Davidson’s testimony cut to the core of the district attorney’s case — tethering Cohen’s action, or lack thereof, to Trump’s political ambitions.

“What do you expect me to do — my guy is in five f—— states today,” Davidson said Cohen told him at one point. “I am doing everything I can.”

Davidson said he believed that “Michael Cohen didn’t have the authority to actually spend money,” but he thought that Trump would ultimately fund the payment.

“Where did you believe the money to be coming from?” prosecutor Josh Steinglass asked.

“From Donald Trump or some kind of corporate affiliation thereof,” Davidson said.

Davidson recounts selling McDougal’s story to Enquirer

On June 7, 2016, Davidson sent a text message to Dylan Howard, an editor at the National Enquirer, saying, “I have a blockbuster Trump story.”

Howard responded less than a minute later.

“Talk 1st thing,” he replied. “I will get you more than ANYONE for it. You Know why…”

Jurors saw dozens of texts the two men subsequently exchanged during negotiations.
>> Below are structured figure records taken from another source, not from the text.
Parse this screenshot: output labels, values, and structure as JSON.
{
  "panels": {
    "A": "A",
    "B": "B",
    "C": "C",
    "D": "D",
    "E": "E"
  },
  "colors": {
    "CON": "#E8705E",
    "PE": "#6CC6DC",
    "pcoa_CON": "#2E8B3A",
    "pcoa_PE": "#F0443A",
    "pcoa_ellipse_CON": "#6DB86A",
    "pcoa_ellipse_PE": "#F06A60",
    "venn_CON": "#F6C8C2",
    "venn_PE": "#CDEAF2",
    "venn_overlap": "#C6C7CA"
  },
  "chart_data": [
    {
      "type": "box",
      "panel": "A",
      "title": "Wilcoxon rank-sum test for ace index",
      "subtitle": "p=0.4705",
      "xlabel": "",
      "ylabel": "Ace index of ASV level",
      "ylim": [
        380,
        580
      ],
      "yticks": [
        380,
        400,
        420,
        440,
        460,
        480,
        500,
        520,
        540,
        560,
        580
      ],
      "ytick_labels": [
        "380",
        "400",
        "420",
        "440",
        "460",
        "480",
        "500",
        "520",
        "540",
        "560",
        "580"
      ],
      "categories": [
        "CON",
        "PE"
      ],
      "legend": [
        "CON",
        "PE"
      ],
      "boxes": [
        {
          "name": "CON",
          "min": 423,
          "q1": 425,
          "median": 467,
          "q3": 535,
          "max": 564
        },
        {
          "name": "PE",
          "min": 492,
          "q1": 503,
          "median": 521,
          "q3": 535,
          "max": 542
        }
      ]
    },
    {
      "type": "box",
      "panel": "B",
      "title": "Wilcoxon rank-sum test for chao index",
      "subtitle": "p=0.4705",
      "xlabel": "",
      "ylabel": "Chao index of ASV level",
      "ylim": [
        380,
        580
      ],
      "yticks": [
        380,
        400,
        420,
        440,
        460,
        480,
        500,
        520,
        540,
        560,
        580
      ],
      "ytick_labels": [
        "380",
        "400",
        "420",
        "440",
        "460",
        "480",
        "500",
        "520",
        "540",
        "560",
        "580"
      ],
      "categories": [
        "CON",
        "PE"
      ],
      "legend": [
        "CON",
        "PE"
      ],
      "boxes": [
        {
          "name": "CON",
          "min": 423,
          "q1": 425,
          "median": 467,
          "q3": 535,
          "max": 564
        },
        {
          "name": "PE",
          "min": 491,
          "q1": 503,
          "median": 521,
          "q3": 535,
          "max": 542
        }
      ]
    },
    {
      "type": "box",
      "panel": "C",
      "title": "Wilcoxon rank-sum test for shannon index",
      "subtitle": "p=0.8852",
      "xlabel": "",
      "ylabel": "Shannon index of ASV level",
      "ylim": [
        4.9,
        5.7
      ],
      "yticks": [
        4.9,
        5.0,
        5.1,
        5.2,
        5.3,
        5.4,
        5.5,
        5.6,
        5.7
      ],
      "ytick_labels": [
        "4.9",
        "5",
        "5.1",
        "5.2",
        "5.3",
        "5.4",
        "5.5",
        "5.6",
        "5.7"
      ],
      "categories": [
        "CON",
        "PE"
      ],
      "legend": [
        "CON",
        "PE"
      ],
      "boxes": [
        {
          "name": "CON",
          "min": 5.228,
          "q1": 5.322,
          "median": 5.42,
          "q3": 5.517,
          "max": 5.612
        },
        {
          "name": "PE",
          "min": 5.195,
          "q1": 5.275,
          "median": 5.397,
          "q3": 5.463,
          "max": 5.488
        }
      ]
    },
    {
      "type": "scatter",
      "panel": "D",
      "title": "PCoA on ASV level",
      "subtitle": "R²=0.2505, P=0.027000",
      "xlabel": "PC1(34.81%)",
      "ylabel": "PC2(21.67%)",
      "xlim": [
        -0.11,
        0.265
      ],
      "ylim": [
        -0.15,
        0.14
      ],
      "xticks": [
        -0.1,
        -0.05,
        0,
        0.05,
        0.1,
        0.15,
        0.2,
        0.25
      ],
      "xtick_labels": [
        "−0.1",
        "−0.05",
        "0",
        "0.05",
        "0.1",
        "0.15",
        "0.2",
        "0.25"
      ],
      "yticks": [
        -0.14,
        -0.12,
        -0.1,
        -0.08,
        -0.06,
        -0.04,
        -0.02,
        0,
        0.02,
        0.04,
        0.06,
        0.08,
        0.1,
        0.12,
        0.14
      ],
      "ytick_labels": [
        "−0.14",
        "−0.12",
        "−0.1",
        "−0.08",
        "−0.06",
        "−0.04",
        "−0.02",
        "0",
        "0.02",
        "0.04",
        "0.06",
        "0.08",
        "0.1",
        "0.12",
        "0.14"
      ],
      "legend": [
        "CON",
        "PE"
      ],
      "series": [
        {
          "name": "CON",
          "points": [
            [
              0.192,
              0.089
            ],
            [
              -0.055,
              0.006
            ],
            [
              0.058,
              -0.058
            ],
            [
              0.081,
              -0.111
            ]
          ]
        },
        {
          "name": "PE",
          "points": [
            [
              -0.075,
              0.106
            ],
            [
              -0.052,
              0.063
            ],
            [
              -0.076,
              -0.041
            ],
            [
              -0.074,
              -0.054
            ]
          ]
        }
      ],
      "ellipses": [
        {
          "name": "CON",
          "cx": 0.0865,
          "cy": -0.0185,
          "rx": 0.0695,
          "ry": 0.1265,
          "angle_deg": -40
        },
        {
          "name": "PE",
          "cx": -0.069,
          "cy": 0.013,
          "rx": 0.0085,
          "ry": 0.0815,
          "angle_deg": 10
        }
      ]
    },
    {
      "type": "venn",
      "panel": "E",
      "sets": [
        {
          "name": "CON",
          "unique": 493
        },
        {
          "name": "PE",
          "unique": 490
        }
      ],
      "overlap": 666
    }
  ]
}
According to Davidson, McDougal was “teetering between two different deals” at the time, but only the National Enquirer could grant her what she really wanted: to avoid actually having to tell her story.

McDougal wanted to “rejuvenate her career, to make money,” Davidson explained. But she also wanted “to avoid telling her story,” or become the “Scarlet Letter, the ‘other woman.'”

Davidson described how was ultimately able to arrange that deal for McDougal.

Trump held in criminal contempt, ordered to pay $9,000

Before Tuesday’s testimony, Judge Juan Merchan issued a ruling holding Trump in criminal contempt for repeatedly violating the case’s limited gag order by targeting potential witnesses in the case on social media and elsewhere.

Merchan ordered Trump to pay $1,000 each for nine violations and threatened to jail him if he continues to willfully violate court orders. Trump was also ordered to remove the posts in question — which he did during the lunch break — and to pay the fine by the close of business this Friday.

The judge said he was still considering additional contempt motions for subsequent alleged gag order violations.

Jury sees videos of Trump

Jurors were treated to their first glimpse during the trial of Donald Trump offering any substantial comments — but they were played on a video screen, not in person, and reflected comments he made in 2016 and 2017 about women who came forward with claims of extramarital affairs.

Prosecutors played videos from two campaign events in 2016 and a press conference he gave after becoming president-elect in 2017.

“I have no idea who these women are. I have no idea,” Trump said in one of the videos. “The stories are total fiction. They are 100% made up. They never happened. They never would happen.”